Aquila can be programmed to execute basic manoeuvres from the detection of certain signals. This feature was used when the boys program it to travel to the location of an inaudible dog whistle. The problem arose when a dog owner blew his own whistle when the craft was in invisible mode in the grounds of a stately home. This rendered the craft missing but luckily a friend of the boys, Dunstan, found it and brought it to them. He also discovers that Aquila can be connected to a computer and be contacted by email. In the case of the 2010 novelization, Aquila can also be contacted using mobile phones, as Dunstan discovers, which the boys find more convenient than using the dog whistle and it can use the phones for verbal communication since its vocal generator was destroyed millennia ago though the software remained unharmed.

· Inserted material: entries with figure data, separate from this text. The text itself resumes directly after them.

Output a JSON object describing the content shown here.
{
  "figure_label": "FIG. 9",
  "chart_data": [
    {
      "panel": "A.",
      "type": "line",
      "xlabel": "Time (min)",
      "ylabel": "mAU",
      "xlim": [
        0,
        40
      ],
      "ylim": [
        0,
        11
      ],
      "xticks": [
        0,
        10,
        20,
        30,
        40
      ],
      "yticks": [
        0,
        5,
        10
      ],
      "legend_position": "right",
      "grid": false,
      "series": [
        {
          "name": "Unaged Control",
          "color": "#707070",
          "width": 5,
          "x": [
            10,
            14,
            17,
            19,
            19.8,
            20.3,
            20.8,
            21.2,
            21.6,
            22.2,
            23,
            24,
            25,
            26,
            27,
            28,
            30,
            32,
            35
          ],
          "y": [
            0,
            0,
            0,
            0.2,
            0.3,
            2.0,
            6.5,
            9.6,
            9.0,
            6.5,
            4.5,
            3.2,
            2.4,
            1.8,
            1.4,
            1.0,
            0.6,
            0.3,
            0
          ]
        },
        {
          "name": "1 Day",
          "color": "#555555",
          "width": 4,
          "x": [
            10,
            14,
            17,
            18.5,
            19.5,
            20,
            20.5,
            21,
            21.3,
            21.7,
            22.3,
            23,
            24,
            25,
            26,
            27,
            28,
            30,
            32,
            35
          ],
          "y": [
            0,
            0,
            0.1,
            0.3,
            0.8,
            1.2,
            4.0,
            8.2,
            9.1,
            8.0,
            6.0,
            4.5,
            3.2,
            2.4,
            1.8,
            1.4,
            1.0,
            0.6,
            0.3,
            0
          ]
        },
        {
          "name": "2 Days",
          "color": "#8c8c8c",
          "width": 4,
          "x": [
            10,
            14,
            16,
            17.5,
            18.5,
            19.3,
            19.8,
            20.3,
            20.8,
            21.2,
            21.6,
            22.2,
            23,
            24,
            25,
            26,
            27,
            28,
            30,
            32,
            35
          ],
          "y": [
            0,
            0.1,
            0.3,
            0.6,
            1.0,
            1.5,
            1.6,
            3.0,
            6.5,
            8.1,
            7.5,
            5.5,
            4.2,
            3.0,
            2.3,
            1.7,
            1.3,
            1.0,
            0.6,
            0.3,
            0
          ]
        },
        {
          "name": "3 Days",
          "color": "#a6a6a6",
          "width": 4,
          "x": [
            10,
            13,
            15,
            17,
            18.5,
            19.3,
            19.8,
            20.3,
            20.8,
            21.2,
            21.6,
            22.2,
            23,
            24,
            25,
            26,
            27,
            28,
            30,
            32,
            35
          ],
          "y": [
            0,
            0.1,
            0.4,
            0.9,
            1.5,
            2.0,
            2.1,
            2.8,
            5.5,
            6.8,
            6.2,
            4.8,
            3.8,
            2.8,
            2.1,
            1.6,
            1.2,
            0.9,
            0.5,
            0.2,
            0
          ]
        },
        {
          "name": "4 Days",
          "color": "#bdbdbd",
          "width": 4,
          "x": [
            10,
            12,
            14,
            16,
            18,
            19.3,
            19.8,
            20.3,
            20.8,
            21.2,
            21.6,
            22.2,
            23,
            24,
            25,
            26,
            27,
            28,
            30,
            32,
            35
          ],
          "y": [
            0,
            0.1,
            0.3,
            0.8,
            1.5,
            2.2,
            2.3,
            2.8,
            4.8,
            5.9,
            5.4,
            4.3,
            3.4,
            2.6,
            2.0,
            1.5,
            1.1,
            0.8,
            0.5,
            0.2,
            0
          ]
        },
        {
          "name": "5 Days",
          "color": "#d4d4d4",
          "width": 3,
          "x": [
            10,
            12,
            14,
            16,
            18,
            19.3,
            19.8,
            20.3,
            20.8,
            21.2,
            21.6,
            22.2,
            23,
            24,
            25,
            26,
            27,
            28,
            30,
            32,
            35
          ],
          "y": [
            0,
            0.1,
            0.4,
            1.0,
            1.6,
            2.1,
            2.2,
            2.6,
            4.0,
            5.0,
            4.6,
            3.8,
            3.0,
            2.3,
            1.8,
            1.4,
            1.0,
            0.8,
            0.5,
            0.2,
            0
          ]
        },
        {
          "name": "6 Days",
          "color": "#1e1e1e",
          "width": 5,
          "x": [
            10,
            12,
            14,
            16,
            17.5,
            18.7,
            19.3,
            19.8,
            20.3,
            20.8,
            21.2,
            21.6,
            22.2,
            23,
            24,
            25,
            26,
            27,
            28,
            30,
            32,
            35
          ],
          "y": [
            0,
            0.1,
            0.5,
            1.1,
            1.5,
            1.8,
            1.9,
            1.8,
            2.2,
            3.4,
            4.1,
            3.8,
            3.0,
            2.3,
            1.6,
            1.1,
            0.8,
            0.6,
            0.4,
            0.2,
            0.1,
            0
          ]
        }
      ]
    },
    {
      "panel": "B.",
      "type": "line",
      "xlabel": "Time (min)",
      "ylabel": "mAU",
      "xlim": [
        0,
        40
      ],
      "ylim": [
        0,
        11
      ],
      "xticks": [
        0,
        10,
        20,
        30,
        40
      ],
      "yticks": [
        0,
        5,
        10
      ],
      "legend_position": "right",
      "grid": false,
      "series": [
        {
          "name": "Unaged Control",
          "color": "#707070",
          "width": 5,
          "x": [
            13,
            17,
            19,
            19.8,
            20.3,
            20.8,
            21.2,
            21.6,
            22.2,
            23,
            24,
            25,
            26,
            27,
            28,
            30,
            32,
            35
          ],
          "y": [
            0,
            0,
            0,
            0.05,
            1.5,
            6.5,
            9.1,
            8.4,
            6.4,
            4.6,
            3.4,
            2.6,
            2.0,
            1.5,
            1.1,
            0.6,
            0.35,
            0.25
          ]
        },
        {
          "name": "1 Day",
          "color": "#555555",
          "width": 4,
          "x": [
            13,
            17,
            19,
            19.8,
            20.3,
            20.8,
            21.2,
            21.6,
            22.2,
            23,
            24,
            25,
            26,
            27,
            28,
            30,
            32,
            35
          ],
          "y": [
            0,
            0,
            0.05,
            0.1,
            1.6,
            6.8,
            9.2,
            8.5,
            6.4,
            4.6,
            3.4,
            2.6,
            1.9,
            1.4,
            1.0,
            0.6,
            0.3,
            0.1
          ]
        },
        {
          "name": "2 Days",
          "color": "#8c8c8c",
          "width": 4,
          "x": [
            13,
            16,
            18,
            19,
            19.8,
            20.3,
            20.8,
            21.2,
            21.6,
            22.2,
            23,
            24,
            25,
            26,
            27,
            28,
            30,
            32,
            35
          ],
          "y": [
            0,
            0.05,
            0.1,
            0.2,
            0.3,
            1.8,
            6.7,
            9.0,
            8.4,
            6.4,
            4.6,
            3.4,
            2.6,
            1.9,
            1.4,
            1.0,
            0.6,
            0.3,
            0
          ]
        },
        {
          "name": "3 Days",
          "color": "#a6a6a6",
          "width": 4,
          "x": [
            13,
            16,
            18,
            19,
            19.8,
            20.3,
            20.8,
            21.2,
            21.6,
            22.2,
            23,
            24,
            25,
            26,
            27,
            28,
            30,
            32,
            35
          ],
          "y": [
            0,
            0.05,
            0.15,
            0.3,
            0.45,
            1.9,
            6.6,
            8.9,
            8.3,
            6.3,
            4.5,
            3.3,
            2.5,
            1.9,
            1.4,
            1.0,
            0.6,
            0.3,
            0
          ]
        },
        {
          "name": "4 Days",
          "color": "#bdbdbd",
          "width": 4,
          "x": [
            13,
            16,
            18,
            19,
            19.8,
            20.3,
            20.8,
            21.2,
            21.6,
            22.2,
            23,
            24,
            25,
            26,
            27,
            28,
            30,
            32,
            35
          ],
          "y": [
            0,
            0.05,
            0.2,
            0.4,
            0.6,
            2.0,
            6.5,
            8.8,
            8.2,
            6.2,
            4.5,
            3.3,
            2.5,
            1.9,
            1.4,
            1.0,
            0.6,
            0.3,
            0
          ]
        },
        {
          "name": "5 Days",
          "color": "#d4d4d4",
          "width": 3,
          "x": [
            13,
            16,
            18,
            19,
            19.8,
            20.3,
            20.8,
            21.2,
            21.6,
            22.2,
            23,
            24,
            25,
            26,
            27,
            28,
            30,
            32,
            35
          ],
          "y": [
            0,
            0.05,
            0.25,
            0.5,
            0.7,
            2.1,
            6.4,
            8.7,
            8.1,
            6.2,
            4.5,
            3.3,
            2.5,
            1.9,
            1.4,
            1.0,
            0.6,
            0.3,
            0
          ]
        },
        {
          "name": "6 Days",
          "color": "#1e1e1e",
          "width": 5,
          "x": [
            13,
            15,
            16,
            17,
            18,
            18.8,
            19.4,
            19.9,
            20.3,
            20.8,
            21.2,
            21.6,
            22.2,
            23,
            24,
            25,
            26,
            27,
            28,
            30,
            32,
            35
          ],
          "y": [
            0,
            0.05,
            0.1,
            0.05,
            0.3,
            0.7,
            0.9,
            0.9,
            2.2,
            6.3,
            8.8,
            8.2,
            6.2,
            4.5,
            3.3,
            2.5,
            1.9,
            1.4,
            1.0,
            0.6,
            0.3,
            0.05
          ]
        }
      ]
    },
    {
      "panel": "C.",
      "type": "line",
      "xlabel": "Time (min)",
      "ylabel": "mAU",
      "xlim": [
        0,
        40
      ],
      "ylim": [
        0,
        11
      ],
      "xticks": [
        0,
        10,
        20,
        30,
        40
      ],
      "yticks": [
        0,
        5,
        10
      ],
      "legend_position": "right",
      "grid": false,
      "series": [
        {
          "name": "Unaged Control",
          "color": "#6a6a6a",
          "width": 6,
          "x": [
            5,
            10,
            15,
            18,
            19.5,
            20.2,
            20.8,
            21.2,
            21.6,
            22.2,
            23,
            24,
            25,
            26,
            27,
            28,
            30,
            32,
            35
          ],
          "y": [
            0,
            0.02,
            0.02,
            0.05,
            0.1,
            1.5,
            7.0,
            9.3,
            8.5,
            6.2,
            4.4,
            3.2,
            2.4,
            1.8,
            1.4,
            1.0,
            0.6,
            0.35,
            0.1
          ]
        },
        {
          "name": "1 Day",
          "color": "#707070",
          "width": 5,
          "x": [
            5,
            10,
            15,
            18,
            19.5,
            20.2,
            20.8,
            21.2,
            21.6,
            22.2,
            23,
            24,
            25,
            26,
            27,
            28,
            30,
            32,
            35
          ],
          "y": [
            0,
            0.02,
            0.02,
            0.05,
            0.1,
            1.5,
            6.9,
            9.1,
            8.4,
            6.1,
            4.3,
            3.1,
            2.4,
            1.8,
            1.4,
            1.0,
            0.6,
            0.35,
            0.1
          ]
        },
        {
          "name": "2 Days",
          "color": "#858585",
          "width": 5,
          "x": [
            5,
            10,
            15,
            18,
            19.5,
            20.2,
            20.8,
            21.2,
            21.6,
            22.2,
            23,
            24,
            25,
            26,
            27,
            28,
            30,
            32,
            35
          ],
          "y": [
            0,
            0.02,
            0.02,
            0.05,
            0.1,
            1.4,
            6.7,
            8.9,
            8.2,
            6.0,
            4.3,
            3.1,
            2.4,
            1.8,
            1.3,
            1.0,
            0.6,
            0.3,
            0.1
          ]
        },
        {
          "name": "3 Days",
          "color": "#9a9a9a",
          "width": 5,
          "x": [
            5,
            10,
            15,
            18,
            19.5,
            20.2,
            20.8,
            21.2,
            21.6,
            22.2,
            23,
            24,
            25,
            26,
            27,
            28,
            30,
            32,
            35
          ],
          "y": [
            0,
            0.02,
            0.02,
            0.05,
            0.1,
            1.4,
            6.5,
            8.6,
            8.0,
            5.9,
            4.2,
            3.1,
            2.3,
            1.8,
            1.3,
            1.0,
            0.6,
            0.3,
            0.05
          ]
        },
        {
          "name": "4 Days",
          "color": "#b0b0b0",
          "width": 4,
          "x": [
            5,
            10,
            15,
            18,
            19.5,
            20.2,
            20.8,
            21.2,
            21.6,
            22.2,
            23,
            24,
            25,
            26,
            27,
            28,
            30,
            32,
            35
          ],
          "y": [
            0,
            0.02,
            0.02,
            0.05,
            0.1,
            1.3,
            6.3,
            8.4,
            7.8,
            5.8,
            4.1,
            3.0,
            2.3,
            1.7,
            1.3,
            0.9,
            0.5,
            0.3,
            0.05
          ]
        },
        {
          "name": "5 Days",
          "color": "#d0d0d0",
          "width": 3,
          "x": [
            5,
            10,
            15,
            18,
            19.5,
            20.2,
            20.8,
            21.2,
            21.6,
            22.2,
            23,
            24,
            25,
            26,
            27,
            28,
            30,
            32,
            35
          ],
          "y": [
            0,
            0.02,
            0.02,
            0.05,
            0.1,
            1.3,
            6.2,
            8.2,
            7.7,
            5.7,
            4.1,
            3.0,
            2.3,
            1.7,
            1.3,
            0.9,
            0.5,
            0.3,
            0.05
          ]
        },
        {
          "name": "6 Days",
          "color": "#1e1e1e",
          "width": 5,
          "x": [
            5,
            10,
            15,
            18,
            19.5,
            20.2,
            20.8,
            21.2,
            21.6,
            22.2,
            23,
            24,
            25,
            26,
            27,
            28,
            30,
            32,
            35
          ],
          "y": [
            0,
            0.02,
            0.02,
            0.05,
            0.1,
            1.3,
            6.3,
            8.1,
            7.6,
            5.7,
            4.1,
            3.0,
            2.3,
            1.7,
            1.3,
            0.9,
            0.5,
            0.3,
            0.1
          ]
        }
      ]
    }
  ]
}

Aquila has the ability to demolish objects by flying directly through them. This ability was used by the boys when they flew it through a brick wall while discovering some of Aquilas capabilities. After inspection by the boys, the craft was found completely unharmed.
Aquila stores everything it sees on egg shaped objects which can be played back on the holographic screen. It records approximately 1,600 years of data. If the eggs are not replaced, then the ship starts recording over the start of the "footage". Aquila is also equipped with a lie detector that can interpret conversations in its black box footage as well as immediately outside it.

'Aquila' is the Latin translation of the word 'eagle'. Inscribed on the centurion's safety harness is Licat volare si super tergum aquila volat (lit. 'A man can fly where he will, if he rides on the back of an eagle'). This proverb was derived from an ancient Greek story, where one day, the gods decided to elect the noblest bird of all by having them race to the top of Mount Olympus. The eagle appeared to be winning, but the tiny sparrow had been resting on the eagle's back for the entire race, and at the last moment leaped up and won the race.

The name of the craft is inscribed on its own exterior as AQVILA.